When it comes to animating cameras for motion graphics, Motion has some pretty amazing tools. Now, if you want to learn all the intricacies of controlling the cameras, I recommend you check out my Motion 4 Essential Training Title, as I kind of went bonkers making sure to notate all of the different controls for the cameras. In this video, we're going to focus specifically on how to animate cameras when dealing with motion graphics. Now, the interesting thing about this is the fact that most motion graphics are layered with all kinds of effects: filters, particles, reflections, lighting-- you get the whole deal.
So let's just go ahead and press Play and see what's going on with this project.
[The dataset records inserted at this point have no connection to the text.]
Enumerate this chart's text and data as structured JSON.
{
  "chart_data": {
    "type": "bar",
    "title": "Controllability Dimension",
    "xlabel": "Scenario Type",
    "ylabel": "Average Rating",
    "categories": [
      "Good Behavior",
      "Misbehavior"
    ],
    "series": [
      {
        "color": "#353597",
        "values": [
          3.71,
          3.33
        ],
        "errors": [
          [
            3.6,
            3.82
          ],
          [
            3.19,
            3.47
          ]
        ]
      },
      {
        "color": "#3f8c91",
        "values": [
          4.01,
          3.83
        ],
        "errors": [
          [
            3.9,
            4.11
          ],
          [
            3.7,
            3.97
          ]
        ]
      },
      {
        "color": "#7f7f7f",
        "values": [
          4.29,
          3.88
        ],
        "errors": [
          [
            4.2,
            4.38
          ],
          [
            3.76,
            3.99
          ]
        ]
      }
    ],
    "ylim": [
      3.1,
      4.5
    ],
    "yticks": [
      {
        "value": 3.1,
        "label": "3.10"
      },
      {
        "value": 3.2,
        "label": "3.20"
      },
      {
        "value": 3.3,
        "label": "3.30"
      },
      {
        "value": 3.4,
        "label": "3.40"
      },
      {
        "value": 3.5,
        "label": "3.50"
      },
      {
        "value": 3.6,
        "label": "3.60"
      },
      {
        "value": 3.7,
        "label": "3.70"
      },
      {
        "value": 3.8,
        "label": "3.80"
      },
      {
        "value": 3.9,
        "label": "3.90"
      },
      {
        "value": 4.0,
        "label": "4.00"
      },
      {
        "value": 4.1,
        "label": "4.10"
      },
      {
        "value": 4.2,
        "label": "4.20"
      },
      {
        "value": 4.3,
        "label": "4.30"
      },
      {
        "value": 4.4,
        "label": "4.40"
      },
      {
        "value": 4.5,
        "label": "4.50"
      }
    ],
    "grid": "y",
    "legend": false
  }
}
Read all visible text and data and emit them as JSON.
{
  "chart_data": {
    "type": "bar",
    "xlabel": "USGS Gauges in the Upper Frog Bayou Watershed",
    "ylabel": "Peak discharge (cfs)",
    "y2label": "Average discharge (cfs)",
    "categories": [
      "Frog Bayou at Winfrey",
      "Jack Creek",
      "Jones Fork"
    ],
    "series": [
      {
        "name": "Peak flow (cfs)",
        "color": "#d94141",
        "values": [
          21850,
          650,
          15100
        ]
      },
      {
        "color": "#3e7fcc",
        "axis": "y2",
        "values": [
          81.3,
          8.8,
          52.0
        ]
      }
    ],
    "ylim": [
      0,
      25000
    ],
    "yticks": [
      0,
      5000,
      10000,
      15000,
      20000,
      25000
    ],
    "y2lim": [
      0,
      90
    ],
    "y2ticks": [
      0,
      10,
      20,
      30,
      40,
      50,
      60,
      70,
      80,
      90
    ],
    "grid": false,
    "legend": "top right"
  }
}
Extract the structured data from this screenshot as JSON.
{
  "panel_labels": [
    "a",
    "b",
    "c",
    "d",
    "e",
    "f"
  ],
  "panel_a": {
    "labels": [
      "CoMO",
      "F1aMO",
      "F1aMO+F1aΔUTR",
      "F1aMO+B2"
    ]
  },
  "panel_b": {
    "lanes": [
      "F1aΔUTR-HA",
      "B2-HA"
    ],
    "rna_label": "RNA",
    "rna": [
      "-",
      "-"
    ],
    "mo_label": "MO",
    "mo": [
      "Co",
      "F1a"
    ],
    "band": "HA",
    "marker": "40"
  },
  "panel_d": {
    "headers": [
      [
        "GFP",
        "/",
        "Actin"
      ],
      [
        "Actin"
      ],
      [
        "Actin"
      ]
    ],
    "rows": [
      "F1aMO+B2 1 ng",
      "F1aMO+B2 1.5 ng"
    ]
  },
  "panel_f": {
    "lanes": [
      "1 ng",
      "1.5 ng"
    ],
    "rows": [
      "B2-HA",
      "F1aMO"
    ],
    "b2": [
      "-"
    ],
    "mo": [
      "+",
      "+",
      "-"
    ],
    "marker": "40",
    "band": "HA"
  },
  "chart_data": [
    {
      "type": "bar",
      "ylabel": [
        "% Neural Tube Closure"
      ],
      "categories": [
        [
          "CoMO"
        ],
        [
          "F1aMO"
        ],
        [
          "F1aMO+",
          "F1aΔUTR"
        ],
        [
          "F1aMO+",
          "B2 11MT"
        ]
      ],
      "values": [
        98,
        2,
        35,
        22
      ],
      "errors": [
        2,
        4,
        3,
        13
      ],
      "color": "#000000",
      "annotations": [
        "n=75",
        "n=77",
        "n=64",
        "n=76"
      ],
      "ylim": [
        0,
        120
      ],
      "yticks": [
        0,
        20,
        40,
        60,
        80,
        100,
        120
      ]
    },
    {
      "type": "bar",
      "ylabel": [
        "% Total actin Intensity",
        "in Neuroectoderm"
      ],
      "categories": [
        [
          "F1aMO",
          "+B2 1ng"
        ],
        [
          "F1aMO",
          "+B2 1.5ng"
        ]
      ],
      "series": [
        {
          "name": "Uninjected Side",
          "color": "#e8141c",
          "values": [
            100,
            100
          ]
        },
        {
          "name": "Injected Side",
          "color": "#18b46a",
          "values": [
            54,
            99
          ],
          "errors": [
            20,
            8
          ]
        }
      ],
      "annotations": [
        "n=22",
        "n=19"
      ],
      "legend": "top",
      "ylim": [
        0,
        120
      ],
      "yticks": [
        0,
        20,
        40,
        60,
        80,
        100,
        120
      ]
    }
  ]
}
So as you can see, I'm getting a blazing four or five frames per second, which is not quite what I'd expect from the real-time application that Motion is. Now, obviously this is not Motion's fault; I've layered all kinds of things in this project. Let's press F5 to see what I'm talking about. I've got two lights in the project. Of course I have my camera, and I have a particle system. And if we select a particle system under the Inspector, notice I have it set to Global 3D, which will render better, but notice they specifically notate Local 3D is faster.
If we go into all the different material settings, you can notice in the Properties area I've got Lighting, Shading, Highlights. You get the idea. It's very, very detailed. So when it comes to animating cameras for motion graphics, what I recommend is solo, solo, solo. So if you didn't get that, I'm going to say it one more time: solo. You need to solo the specific areas that you're trying to focus on. So, for example, let's select this Title layer. I want the camera to sweep around our text.
Now in order to do that, I need to actually be able to play back in real time. So select the Title layer and press Ctrl+S. Now notice everything else is kind of gone except for this title group, okay? So if I press play, watch what happens. Now, I'm getting a full 24 frames per second and I'm seeing my animated texture. That's pretty darn cool, but we want to do our camera move. So just move the playhead back to the beginning. Let's select our Camera here.
Go up to Add Behavior > Camera, and let's choose Sweep. Now, most of these camera behaviors work beautifully right out of the box. Literally just choose whatever it is you're trying to do and go up to the Camera Behavior and check it out. Whether its Focus or Framing or Sweep or Zoom, there are all kinds of different behaviors that work beautifully. But for Sweep, let's go ahead and just press Play and see what's come out, and sure enough it is exactly what I was looking for.
Now, I could tweak this more by changing the Start angle or the End angle. I can have it Swivel on the X, Y, or Z, but like I said, this is exactly what I was looking for. So in order to enable everything yet again, let's go to the Title layer and press Ctrl+S one more time, and you notice it un-soloes everything. Now, if you come up under Object, you can actually go right here and choose what you would like to Unsolo or Solo layer, right here.
So, I hope you can see the value in doing your camera animations for motion graphics here inside of Motion. The key is just to remember Solo.